We found that there is a deficit in the observed number of TSC individuals at very low MVAF, in comparison with the number predicted by genome-wide studies and theoretical modeling (Fig. 2b, c). This suggests that there is a substantial number of individuals in the population with low-level mosaicism for a pathogenic variant in TSC2 who are not recognized clinically due to minimal or no TSC clinical manifestations. Unrecognized low-level mosaic individuals may contribute to the known recurrence risk for parents of a sporadic TSC child, usually estimated as 1–2% (ref. 17).

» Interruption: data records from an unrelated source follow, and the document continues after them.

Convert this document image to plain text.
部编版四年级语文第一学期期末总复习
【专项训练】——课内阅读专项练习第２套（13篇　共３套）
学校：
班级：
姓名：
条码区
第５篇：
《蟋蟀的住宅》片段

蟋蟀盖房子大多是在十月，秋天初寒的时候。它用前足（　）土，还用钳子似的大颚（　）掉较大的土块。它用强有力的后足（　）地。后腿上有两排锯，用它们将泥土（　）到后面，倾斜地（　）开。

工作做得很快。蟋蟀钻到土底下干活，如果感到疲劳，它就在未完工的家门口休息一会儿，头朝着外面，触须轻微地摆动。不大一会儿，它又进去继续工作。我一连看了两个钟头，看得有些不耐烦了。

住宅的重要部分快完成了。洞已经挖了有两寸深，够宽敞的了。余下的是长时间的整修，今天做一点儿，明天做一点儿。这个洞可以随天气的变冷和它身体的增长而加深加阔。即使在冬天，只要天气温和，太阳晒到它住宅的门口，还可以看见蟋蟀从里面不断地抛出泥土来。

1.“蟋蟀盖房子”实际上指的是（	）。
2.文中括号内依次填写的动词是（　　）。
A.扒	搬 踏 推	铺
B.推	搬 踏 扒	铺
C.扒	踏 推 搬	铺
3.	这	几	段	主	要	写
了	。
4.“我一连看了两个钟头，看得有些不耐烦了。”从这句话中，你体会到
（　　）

As shown here, the frequency of germ cell lineage (egg or sperm) involvement by a mosaic TSC2 pathogenic variant is highly variable, and the transmission risk is not predictable based on MVAF levels in other tissues. Semen analysis is an effective method for determination of transmission risk in mosaic TSC men.

We note that a parallel study on mosaicism in TSC, also reported in this issue, came to similar conclusions on the prevalence and clinical significance of mosaicism.18 These two sets of mosaic TSC patients have many similarities as well as some differences, which we suspect are due in part to the methods by which they were ascertained.

Although our analyses have focused on TSC, these observations are applicable to many other genetic diseases, including other neurocutaneous disorders (e.g., NF1, NF2), and megalencephaly and somatic overgrowth syndromes,19,20,21 in which new mutational events occur spontaneously, and mosaicism affects multiple tissues. Hence, these data may provide information valuable for the care of many patients with other mosaic human genetic disorders with respect to variability in mosaicism levels in different tissues and risk of disease transmission.